7. The method of claim 3, wherein said transaction information further comprises a wallet, said wallet includes at least one of payor information, said consumer's identity information, medical information, financial information.

8. The method of claim 7, wherein said consumer's identity information comprises at least one of a driver's license number, social security number, a passport number, and a date of birth.

9. The method of claim 1, wherein said user credential comprises at least one of (a) a PIN, (b) a Debit Card and said PIN, (c) a biometric, (d) said biometric and said PIN, (e) said biometric, said Debit Card, and said PIN, (f) said PIN and a search code, (g) said search code, and (h) said biometric and said search code.

10. The method of claim 7, wherein said financial information comprises at least one of a DDA, a debit card, a credit card, a gift card, SWIFT information, a Fed-wire information, a wire information, a trading account, a brokerage account.

11. The method of claim 7, wherein said medical information comprises at least one of a health provider information, medical history information, and a medical record release authorization.

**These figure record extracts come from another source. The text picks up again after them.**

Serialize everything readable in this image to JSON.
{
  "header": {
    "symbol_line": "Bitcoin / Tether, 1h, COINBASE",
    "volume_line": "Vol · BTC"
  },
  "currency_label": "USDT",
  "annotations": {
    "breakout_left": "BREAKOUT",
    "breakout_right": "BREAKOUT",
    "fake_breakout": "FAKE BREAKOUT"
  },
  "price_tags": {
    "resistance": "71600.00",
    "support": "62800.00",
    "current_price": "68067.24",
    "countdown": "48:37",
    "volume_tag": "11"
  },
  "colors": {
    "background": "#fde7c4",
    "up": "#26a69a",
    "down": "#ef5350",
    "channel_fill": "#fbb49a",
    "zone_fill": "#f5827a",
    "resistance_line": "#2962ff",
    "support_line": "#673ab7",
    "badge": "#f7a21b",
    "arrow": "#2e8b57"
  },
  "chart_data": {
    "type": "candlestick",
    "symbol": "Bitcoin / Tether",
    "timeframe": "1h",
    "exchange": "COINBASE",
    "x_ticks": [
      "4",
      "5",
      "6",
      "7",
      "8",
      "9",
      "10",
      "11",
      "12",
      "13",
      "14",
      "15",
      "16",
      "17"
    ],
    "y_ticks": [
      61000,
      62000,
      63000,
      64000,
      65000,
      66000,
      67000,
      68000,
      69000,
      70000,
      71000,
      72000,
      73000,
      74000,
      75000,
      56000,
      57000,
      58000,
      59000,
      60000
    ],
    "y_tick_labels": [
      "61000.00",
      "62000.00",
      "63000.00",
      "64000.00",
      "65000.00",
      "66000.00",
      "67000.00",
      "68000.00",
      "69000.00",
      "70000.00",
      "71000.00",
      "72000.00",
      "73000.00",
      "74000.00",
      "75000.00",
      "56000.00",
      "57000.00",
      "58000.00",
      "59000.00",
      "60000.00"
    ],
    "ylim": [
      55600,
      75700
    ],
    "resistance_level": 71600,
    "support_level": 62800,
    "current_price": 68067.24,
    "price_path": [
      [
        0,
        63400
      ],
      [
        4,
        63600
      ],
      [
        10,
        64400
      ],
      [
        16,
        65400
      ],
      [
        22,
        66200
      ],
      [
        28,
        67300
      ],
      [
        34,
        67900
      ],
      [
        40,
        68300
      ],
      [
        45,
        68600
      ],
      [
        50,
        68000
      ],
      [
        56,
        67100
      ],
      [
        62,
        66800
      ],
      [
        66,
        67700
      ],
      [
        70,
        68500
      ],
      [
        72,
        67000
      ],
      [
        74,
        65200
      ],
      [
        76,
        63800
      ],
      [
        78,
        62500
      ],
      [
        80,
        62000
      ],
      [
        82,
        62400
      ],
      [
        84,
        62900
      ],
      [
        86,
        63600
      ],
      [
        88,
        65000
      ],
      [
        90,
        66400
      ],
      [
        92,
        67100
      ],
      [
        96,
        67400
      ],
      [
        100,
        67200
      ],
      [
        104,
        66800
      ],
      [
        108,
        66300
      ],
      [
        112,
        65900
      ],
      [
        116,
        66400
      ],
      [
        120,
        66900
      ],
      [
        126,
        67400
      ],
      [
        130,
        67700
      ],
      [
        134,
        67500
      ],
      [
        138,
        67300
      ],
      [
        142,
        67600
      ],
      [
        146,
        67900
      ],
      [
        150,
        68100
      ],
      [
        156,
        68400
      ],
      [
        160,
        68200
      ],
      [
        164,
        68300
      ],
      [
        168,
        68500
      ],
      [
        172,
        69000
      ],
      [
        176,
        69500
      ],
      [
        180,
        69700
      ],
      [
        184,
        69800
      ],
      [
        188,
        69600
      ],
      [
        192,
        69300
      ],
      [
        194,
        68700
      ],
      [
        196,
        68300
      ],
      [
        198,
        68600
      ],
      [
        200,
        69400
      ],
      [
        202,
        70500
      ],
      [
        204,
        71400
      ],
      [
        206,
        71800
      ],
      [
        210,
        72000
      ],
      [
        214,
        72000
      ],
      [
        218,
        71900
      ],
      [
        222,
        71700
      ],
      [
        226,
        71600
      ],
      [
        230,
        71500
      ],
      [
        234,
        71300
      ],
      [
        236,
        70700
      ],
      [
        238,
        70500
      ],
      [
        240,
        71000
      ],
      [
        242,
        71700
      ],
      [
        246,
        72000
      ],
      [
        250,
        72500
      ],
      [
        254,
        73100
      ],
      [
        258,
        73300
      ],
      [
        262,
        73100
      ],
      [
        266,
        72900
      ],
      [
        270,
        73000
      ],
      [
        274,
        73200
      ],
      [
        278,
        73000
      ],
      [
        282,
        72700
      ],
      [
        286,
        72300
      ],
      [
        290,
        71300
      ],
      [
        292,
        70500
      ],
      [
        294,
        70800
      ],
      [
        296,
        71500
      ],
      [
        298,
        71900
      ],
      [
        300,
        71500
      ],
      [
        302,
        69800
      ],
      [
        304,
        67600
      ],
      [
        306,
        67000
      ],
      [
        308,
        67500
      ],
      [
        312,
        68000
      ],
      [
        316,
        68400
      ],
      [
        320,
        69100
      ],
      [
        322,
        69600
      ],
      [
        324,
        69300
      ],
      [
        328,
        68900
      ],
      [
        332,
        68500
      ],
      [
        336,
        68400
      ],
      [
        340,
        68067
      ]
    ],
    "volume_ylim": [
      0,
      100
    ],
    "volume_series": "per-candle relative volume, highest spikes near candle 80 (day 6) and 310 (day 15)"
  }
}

12. The method of claim 1, wherein the remainder of the transaction comprises authentication and authorization by an ACH for the transfer of a user's funds from a DDA to anther party.

13. Method of authenticating a consumer and authorizing a transaction over a network, the method comprising:

requesting, by a user, performance of a transaction between said user and a merchant, said user and the merchant performing the transaction over a non-secure web page;

entering, by said user, transaction request information into a non-secure general purpose computer;

entering a user credential, by said user, into a user interface of the non-secure web page on the non-secure general purpose computer;

providing, by said non-secure general purpose computer, said transaction request information and a user credential data package, said user credential data package being a digital representation of an impression or imprint of said user's selection of at least one graphic image representing a user's bonafide user credential to a secure transaction manager via an Internet system;

combining, by said transaction manager, at least one of dynamic and corollary data with said user credential data package and securely providing the combination to a hardware security module (HSM);

extracting, by said transaction manager, said user credential data package into the user' bonafide credential; and

performing the remainder of said transaction.

14. The method of claim 13, wherein said step of extracting is further preformed by said HSM.